Use the Australian Business Licence and Information Service (ABLIS), a one-stop application that helps you find all the local, state and federal licences, registrations and permits you need.

Trust explained

A trading trust is usually an entity that holds property (capital) for certain beneficiaries. This type of business structure is formed when a gift or settlement is made to a trustee (a person or a company) on behalf of a yet-to-be-formed trust. A solicitor then draws up a Trust Deed setting out the trust's powers and formalising its administration.

While there may be ease of succession in a trust business structure, trading trusts are a complex and expensive business structure and are subject to higher compliance costs. Use our step-by-step guide below to determine if a trust is the right business structure for you.
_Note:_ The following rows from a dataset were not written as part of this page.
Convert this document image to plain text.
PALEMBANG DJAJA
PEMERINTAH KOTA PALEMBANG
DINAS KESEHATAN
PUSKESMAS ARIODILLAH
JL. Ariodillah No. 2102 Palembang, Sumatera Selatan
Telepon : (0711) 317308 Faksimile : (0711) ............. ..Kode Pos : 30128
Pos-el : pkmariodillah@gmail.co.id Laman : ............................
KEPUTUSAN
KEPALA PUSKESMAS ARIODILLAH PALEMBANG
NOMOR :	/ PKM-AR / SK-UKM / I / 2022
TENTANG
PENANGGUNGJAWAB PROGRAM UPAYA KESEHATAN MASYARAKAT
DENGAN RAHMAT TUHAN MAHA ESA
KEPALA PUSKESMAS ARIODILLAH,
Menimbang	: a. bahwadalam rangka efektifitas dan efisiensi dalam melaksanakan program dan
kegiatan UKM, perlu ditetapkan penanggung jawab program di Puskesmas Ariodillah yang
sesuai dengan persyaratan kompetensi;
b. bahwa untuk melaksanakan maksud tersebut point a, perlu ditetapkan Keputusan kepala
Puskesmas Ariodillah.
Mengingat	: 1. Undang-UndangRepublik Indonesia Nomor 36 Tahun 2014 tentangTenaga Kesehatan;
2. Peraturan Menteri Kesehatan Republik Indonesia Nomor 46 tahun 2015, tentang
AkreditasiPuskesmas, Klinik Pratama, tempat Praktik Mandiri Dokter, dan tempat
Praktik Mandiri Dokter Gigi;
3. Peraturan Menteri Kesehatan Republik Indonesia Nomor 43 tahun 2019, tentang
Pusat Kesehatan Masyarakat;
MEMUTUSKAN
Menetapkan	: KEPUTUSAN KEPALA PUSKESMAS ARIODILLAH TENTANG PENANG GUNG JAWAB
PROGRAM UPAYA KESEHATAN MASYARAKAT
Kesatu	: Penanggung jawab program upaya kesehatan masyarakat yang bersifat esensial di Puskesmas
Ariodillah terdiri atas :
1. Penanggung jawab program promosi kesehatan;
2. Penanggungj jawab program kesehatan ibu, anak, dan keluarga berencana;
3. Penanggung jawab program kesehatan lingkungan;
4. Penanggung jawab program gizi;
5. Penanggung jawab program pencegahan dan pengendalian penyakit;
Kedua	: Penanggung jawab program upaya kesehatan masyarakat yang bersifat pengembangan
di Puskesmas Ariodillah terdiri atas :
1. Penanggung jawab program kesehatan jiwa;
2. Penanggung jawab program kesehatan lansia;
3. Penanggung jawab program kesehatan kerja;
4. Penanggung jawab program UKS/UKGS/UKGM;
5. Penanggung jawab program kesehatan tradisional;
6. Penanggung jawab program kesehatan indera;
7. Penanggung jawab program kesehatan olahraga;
Step-by-step: choose the best business structure for you

Key factors to consider

Tax registrations

  • Tax File Number : A trust must have its own Tax File Number (TFN) to use when lodging its annual tax return -  the trustee needs to apply for it on the Australian Business Number (ABN) application form. 
  • Australian Business Number: If the trust is carrying on an enterprise in Australia, the trustee must register for an Australian Business Number (ABN) for the trust.
  • Goods and Services Tax: If the trust is carrying on an enterprise, and its turnover is over $75,000 or more, it must register for Goods and Services Tax (GST). For non-profit organisations, the registration threshold is $150,000.

Employing people

Distribution of income, and taxation

  • Rather than shareholders, a trust has beneficiaries who are entitled to distributions of capital and/or income. These distributions are controlled by the trustee and form part of a beneficiary's personal income, subject to income tax and provisional tax. The ATO has more information on how a trust can file its tax returns.

Winding up a trust

  • A trust can be wound up and the assets distributed, but only where there is consent of the beneficiaries. Where beneficiaries are specified as a class (which is usual), or are children, it can be difficult to obtain consent.
  • If you're considering using this structure, you'll need to carefully consider the relevance of any tax savings and the potential difficulties involved in winding up.

Register as a trust

After considering the pros and cons, if you decide that starting a trust is the right choice, you'll need to:

  1. decide if you want to register your business name – this is only needed if you're using a name other than your personal name
  2. check that your proposed business name doesn't infringe on existing trademarks
  3. register a business name  
  4. get your solicitor to draw up a Trust Deed
  5. apply for the relevant licences and registrations.